Shakes here...
In one of my favorite episodes, “Please Don't Kill Me,” of one of my favorite shows, Mr. Show, an evil genius called Dr. X holds the world hostage with threats to blow up the earth—a plan which is inevitably thwarted by an annual Doomsday Telethon, held by—who else?—Dr. X, who pleads with people to contribute generously to the thirty million dollar goal. He brings out a poster boy for the telethon who is prodded by Dr. X in a baby voice, “Tell ze audience vat you told me backstage,” to which the boy replies, “Please don’t kill me.” Dr. X’s face breaks into a saccharine grin. “Awwww. Dis is vhy I do dis,” he says, a tear in his eye. “For de kids.”
As with every sketch on the brilliant Mr.
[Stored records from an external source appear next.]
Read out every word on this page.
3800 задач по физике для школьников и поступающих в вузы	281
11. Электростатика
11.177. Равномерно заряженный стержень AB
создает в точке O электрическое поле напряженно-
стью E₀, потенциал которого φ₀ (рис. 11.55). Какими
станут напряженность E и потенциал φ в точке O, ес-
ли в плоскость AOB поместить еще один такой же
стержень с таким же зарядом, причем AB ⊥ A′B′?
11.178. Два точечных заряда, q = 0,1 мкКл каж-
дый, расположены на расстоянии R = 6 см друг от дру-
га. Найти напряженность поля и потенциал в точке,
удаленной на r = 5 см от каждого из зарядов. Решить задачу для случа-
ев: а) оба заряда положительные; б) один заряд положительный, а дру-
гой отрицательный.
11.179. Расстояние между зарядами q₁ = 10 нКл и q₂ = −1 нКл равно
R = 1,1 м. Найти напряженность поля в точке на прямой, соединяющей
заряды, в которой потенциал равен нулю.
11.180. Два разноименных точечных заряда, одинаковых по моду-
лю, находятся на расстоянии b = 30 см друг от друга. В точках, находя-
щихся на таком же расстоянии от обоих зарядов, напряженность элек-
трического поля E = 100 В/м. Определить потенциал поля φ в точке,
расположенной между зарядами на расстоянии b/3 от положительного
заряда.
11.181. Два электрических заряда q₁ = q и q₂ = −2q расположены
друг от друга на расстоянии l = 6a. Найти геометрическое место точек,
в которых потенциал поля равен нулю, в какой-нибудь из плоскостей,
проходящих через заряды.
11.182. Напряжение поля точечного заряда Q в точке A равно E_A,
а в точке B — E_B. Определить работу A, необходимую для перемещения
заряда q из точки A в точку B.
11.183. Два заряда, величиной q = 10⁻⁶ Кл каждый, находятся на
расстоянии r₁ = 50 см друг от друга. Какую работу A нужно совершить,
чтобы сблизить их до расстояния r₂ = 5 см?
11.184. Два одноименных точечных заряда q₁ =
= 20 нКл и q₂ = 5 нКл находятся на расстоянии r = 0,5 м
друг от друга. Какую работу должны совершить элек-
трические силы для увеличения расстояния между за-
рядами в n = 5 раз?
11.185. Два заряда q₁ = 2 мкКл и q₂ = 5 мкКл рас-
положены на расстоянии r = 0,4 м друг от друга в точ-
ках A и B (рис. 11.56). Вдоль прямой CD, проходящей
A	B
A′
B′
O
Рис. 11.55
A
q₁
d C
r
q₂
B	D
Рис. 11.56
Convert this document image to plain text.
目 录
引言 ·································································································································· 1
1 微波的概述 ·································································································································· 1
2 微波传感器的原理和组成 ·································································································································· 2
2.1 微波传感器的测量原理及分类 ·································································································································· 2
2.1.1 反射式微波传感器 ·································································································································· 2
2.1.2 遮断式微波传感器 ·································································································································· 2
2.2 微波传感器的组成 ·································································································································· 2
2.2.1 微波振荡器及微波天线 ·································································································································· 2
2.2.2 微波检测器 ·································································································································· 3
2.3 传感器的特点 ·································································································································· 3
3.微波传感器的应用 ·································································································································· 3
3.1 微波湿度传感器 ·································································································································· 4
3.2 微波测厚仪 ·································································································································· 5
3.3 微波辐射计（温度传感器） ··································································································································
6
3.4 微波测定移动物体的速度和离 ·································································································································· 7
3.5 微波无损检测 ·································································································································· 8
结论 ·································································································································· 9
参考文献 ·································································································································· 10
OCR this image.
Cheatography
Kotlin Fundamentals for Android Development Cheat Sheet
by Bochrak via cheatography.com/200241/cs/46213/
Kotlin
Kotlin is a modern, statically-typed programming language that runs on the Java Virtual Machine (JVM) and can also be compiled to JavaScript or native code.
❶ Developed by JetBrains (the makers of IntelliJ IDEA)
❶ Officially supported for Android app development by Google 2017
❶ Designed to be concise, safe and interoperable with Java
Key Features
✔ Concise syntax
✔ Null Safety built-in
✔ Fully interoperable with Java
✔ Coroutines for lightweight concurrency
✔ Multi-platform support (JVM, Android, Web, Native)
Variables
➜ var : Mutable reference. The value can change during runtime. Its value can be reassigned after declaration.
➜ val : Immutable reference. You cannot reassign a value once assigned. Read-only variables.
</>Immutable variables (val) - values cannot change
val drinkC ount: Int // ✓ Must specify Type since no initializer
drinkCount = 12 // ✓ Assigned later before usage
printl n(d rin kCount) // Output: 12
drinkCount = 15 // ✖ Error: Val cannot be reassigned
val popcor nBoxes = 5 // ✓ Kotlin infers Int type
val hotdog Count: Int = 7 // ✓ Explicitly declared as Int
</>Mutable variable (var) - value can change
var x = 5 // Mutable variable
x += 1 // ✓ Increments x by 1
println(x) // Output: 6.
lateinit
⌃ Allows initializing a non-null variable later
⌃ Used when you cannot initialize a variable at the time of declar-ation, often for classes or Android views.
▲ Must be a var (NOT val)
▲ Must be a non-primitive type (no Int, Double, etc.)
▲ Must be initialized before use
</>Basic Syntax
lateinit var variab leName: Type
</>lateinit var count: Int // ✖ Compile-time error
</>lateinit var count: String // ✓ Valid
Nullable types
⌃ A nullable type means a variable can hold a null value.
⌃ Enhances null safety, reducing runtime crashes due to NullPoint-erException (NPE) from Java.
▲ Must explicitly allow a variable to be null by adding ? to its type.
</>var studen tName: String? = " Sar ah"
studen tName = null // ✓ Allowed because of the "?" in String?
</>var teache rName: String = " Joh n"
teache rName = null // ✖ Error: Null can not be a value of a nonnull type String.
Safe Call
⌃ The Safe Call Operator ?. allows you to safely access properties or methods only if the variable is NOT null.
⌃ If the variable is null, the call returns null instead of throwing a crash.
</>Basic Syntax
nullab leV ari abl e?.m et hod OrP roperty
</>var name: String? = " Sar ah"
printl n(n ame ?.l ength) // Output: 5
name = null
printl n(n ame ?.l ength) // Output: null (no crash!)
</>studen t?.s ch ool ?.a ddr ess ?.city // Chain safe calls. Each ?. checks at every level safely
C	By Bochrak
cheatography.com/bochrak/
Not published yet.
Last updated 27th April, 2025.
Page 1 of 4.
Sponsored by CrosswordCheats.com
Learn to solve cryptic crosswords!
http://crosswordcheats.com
Show, there’s the obvious send-up of straightforward telethons, and then there’s the underlying scorcher—the nod at our society’s propensity to endanger people, only to give ourselves an opportunity to appear to save them.
“Please Don't Kill Me” first aired in 1997, but it was a prescient indicator of things to come. I often feel, reviewing the news of Bush's determination to manipulate us into a war which subsequently opened a new terrorist front from which he now professes to save us, that I'm living in an endless Doomsday Telethon.